The idea for her first initiative, she said, came from a community suggestion that surfaced in CalViva’s health equity survey. A member advocated for a focus on women’s health outside perinatal care. Women were asking for information on topics related to perimenopause and menopause, along with other women’s health issues many encounter later in life.
Last year, Xiong-Lopez organized several focus groups that gave 172 women information about this life transition, the expected symptoms, and how to talk to doctors about it.
When you improve things for the most disparate population, you’re also improving things for everybody else.
Pooja Mittal, DO — Health Net
The program also identified broader health needs among participants, she said, resulting in 140 referrals related to housing, mental health, and other social drivers of health.

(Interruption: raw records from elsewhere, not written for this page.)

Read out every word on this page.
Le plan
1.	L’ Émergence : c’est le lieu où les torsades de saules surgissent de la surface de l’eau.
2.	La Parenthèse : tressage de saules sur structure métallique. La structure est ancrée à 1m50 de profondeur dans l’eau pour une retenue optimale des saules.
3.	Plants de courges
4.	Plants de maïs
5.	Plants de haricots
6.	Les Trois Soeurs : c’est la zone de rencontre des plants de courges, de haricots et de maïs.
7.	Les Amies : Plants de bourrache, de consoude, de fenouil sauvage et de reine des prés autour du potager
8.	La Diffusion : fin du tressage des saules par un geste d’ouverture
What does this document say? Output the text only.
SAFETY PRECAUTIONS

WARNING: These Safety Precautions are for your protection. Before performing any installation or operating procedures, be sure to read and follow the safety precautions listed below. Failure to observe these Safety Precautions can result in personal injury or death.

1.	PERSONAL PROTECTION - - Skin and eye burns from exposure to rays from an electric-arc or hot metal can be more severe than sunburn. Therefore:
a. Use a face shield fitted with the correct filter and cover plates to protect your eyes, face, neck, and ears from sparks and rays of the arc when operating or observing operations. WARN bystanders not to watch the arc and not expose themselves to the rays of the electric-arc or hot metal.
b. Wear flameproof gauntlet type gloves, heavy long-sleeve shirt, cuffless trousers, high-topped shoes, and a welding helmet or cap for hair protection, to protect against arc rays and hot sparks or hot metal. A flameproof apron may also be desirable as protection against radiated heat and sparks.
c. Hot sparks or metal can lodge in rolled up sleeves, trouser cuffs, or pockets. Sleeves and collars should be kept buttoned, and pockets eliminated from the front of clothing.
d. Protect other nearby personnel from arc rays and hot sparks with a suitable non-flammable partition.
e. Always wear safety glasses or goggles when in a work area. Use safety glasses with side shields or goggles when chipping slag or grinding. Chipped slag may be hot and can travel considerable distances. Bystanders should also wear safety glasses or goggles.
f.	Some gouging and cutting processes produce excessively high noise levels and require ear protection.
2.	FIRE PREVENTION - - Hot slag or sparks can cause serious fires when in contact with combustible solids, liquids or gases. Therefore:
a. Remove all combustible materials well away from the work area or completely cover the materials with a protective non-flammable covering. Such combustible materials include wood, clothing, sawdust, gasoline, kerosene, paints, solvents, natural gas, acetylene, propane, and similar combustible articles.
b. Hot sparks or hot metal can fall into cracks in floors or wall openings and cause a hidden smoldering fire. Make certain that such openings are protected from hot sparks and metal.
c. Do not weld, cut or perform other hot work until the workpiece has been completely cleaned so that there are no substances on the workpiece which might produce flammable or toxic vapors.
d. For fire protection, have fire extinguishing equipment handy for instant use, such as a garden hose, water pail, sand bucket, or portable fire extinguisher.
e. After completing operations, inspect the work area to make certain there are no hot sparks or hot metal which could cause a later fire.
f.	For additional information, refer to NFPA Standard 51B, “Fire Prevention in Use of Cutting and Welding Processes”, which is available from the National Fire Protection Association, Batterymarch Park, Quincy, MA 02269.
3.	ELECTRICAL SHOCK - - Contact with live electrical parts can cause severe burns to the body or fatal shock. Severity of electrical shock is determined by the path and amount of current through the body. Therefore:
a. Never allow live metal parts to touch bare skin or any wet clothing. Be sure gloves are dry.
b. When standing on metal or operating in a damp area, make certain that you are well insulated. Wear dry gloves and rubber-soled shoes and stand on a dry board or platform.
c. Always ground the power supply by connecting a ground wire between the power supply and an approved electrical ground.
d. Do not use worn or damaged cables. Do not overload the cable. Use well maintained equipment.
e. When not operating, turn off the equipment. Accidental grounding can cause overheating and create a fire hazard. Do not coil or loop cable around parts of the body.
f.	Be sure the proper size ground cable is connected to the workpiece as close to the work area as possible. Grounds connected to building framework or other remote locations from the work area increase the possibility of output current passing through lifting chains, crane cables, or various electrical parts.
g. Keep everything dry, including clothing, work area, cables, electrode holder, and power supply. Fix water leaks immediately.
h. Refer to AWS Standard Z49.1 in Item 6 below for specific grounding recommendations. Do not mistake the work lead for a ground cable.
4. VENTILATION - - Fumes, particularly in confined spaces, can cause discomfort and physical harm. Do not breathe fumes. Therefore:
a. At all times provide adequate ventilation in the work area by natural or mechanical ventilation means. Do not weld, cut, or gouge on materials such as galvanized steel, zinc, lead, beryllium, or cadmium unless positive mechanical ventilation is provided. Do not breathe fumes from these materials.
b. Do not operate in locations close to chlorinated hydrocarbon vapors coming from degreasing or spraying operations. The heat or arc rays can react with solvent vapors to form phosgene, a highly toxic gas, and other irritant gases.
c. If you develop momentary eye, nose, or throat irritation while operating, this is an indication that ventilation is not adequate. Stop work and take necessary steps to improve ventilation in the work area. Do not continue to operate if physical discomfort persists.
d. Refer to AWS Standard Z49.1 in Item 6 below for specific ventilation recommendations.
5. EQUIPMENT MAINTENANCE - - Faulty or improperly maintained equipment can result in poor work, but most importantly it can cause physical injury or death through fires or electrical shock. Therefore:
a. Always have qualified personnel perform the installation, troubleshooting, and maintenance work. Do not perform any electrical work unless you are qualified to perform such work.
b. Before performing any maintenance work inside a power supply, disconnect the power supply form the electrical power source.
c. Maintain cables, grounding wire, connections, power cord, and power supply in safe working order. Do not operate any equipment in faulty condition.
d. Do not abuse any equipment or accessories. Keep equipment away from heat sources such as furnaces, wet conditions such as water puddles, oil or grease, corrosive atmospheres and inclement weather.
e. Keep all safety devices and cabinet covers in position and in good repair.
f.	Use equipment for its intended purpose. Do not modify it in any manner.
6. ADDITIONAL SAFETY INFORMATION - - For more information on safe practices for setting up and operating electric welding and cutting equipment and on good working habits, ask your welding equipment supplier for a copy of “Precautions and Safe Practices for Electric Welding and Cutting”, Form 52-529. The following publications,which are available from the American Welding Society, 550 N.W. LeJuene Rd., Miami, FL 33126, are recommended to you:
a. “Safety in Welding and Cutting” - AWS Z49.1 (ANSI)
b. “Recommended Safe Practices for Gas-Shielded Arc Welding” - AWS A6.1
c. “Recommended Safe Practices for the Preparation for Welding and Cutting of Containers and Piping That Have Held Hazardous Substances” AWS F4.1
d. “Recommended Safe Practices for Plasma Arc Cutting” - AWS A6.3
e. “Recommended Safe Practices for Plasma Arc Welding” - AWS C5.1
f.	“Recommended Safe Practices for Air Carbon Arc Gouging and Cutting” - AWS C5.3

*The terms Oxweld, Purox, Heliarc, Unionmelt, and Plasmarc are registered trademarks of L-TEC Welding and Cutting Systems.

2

The initiative, Xiong-Lopez said, has since been incorporated into the Kings County community health improvement plan.
Health equity projects are continuing in various forms across California despite budget pressures, federal policy uncertainty, and growing political scrutiny of diversity and equity initiatives.
DHCS is considering providing more explicit guidance on expectations surrounding the chief health equity officer role. Riley said the state will continue to mandate despite federal pressure against equity programs.
“The department has not once taken our foot off the pedal,” she said. “We are still accountable for providing quality care to these populations, and you cannot do quality care without equity.”
Results, Not Rhetoric
To some, this moment marks a shift in how health equity work is being judged.
“I think we have exited the honeymoon phase of health equity,” said Katherine Haynes, MBA, senior program officer for improving access at the California Health Care Foundation. “There was a lot of goodwill — sometimes on programs without rigorous measurement of results where people were throwing money at programs that weren’t accountable for showing results. That time is over.”
Haynes said the focus now is less about rhetoric and more about demonstrating returns to both patients and health care organizations.
“This is really about misdiagnosis, mistreatment, and undertreatment for certain people because of their race, their gender, their English language proficiency, and other factors,” she said. “It’s about the fundamentals of health care quality — getting it right and getting the best care to everybody. And we can do better.”
Mittal agrees. “We can try to stop saying ‘equity’ and stop talking about inclusion and not say those words anymore,” she said. “But if you’re in health care, equity is at the center of what we do.”